Searchable facial database built entirely on the Cloudflare stack. No server required.
The idea is to have everything fit in Cloudflare's edge compute. So let's start by listing the requirements needed to build it.
- A model to compute face descriptors on face images - This one is quite big (~90MB), so we'll run it on the edge.
- A model to detect faces on an image - This one can run on the browser seamlessly, since it's quite small.
- A vector database where we can store and query the vectors by euclidean distance. - This will be our search engine.
- A client to use all the above!. - HTML to run on the browsre is enough.
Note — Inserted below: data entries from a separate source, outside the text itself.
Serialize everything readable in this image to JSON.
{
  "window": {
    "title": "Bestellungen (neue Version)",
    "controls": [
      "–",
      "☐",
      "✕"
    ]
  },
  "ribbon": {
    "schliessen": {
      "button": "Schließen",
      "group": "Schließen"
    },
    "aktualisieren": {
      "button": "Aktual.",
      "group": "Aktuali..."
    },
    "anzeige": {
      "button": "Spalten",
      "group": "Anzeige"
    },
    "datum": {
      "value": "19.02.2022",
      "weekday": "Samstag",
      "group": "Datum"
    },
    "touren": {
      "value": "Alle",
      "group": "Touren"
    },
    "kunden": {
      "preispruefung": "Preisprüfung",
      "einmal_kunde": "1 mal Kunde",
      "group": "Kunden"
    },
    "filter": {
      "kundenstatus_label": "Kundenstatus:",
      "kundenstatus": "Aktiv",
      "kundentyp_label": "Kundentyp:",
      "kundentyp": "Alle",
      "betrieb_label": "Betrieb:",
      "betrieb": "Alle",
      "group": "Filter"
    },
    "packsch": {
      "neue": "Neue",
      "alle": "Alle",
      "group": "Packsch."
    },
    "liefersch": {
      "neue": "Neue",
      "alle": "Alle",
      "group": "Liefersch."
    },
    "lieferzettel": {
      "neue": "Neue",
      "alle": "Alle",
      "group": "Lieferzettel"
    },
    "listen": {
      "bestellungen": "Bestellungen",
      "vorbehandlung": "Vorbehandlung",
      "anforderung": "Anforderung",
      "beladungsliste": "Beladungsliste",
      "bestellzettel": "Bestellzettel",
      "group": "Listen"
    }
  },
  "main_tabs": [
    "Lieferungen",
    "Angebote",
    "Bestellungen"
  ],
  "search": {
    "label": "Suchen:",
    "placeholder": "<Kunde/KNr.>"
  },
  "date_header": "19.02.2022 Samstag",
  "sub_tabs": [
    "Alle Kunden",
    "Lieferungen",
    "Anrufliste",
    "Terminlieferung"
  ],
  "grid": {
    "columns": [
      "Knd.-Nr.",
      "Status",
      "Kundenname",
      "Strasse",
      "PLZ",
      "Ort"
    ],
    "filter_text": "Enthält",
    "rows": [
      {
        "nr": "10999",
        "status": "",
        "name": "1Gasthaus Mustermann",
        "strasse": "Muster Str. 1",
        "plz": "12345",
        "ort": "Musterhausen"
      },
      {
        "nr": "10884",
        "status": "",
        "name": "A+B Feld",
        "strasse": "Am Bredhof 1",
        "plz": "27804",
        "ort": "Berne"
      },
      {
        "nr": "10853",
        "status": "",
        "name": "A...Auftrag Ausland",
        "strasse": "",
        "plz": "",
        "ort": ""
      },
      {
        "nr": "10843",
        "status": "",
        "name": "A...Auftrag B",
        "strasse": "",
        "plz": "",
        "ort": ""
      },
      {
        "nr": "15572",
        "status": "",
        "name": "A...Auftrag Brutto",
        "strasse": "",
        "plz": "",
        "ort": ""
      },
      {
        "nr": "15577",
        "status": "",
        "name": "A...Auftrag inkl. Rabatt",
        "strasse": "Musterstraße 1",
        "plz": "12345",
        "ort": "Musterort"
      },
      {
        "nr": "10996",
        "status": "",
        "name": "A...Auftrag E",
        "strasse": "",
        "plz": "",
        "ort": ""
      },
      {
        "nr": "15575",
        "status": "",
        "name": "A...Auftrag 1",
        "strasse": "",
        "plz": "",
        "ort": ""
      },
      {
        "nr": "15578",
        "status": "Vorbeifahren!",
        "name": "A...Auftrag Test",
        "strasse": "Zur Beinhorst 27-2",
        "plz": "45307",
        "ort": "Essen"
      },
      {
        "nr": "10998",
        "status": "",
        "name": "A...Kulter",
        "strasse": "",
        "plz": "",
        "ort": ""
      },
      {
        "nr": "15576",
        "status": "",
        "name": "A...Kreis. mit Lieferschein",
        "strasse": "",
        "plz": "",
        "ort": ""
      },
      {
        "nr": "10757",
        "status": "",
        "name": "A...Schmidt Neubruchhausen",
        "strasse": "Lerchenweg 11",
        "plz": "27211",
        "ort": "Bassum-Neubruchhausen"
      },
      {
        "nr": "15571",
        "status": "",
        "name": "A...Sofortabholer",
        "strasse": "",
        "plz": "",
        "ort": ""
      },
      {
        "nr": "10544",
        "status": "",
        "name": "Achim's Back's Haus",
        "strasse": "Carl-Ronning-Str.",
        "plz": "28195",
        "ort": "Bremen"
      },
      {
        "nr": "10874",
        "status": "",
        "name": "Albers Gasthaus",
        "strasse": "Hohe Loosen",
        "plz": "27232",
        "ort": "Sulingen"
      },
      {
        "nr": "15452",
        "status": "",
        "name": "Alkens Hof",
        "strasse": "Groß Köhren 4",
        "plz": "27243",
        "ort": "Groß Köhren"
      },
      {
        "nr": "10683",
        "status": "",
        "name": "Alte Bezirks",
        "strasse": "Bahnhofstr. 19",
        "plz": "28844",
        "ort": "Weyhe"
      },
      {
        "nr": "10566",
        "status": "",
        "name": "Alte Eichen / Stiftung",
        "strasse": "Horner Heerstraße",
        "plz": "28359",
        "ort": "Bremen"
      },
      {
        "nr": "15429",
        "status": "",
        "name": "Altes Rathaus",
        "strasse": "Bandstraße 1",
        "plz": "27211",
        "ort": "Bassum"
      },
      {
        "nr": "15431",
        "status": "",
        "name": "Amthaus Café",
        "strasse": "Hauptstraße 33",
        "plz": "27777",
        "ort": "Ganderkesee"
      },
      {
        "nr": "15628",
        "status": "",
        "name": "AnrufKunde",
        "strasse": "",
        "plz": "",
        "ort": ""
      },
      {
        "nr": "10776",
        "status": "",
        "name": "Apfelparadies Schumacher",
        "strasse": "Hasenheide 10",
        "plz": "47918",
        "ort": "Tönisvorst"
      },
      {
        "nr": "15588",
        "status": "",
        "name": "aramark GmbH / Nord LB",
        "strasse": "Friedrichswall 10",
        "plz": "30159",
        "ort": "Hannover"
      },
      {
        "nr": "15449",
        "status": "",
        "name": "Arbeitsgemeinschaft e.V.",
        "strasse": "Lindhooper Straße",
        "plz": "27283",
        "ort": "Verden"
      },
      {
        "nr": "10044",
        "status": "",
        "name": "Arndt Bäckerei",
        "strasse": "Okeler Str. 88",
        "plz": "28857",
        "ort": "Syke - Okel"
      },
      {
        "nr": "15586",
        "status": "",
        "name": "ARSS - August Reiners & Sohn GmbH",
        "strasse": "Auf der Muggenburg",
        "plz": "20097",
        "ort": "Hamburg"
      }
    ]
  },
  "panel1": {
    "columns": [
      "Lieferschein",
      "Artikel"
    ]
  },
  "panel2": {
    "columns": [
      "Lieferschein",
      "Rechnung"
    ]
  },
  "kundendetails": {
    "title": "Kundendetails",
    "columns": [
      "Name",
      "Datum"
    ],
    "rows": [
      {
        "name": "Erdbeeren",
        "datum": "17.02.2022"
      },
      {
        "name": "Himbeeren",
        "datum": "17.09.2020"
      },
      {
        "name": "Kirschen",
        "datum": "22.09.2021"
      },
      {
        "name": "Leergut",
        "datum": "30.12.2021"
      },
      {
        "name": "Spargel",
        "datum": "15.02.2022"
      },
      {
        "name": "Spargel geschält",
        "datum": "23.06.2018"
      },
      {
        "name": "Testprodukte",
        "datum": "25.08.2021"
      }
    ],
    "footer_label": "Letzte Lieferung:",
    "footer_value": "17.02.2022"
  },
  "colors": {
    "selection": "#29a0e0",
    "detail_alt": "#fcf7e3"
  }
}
Our method is based on learning a Euclidean embedding per image using a deep convolutional network. The network is trained such that the squared L2 distances in the embedding space directly correspond to face similarity.
From the FaceNet paper.
The pre-trained weights (from facenet-pytorch) are around 90MB. If the entire ported model were intialized in the Worker, it would go over the 128MB memory limit, so we split the model into 2 shards.
Cloudflare Workers have great WASM support and you can write them all in Rust without worrying about WASM bindings too muchby using workers-rs, so here we port the model from torch (python) to burn (Rust).
onnx-to-burn/pytorch/model.py has the split model definition. extract.py loads the model weights and then exports the shards in .onnx format.
Then onnx-to-burn/main.rs reads the .onnx files generated and outputs the 2 model files using shard1.rs and shard2.rs. It also outputs the model weights in f16 precision in burn's binary format, shard1.bin and shard2.bin. (These last 2 files we upload to R2, so we can fetch them on the edge).
The model files can now be used in the Worker/Durable Object code which will run inference, located in facenet-worker/.
Not much to say here, the client uses face-api.js to detect faces and make them 160x160 (the input size to the recognition model) to send them to the Worker running the recognition.
Cloudflare's Vectorize is a perfect fit. We just need to upsert and query the index, which is in vectorize-worker/src/index.js.
This same worker also has a cron trigger that nukes the vector index and the R2 bucket (with face images) every day at 12:00.
Putting it all together, just an HTML file in site/index.html where you can take a picture of yourself and upload it or match against the database. It is hosted as a simple static site.
We host the face detection model weights (small) in site/models.